Museum Anthropologist and Arctic Archaeologist

Anthropologist Dr. Stephen Loring standing in a room, two children are reaching up and touching each of his ears.
Dr. Stephen Loring learning to listen to his Innu companions in Kamestastin, northern Labrador. Photo courtesy Tshikapisk Foundation and the Arctic Studies Center.

Dr. Stephen Loring is a museum anthropologist in the Smithsonian Arctic Studies Center (ASC). He was born and grew-up in Concord, Mass., where he was deeply influenced by the writings (and antiquarian pursuits) of Henry David Thoreau and by the vestiges of a "natural" New England landscape that had not yet completely succumbed to suburban sprawl. Literally weeks spent on the Concord and Merrimac (as well as the Sudbury and Assabeth) Rivers allowed him to pursue his decidedly 19th-century antiquarian proclivities to search for arrowheads and possibly extinct species of birds, and catch reptiles and amphibians of all sorts.

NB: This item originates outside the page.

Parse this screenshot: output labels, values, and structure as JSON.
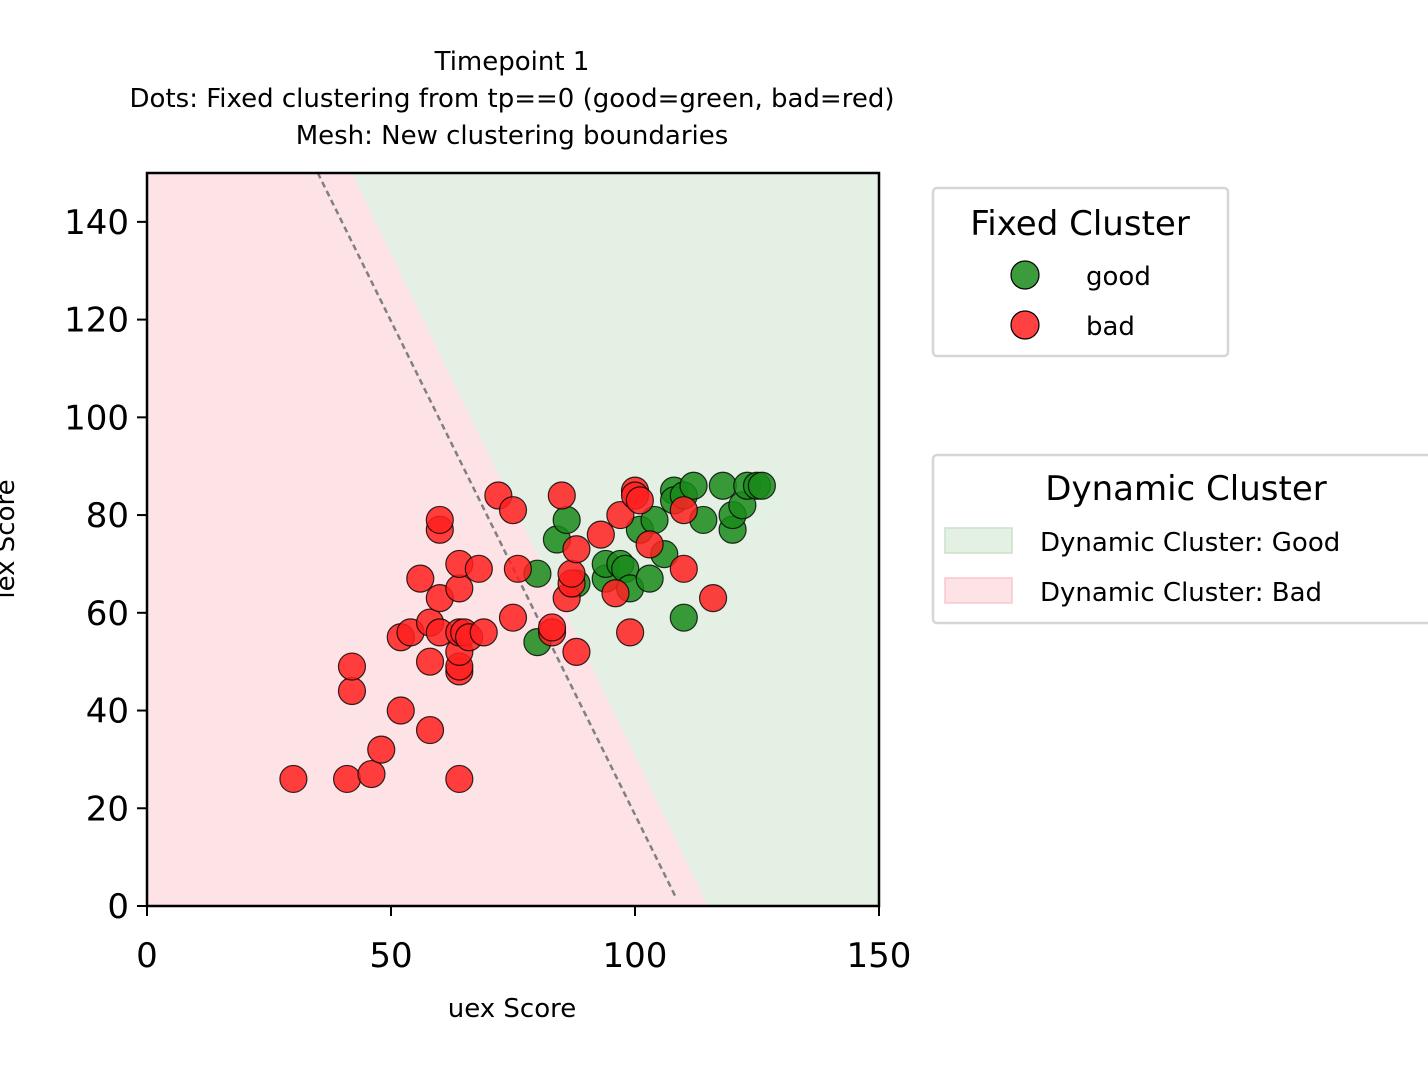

Stephen received his Ph.D. in anthropology from the University of Massachusetts/Amherst and has conducted archaeological and paleo-environmental research in New England, Quebec, Labrador, Arkansas, and in the  Brooks Range and the Aleutian Islands in Alaska. He is fond of adverse conditions, preferring his weather to be windy and wet. 

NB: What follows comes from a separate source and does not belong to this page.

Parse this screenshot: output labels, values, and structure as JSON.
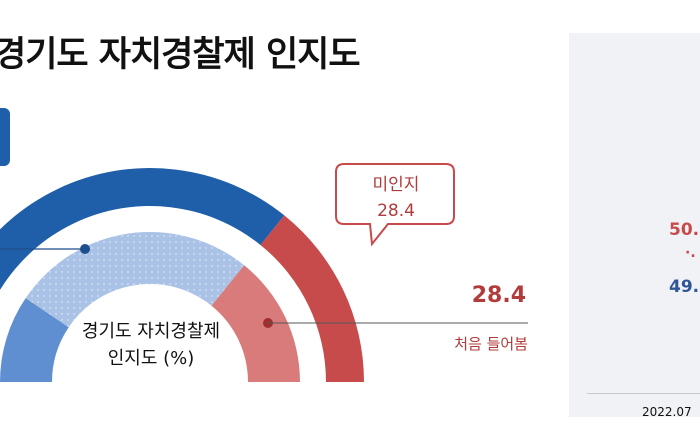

One consequence of over 30 years involvement with northern community members in general, and Innu and Inuit communities in Labrador specifically, has been the recognition of the horrific consequences attending the adoption of village life and the inequities of health and education programs in the North, a realization that has led Stephen to develop a pioneering program of community archaeology. Such ASC outreach initiatives seek to situate and share knowledge about the past in descendant communities. “Ownership” of the past, the appropriateness of asserting scientific precedents over human remains, intellectual property rights, land-claim negotiations and repatriation are all aspects of the contemporary practice of archaeology that impact research at the Smithsonian.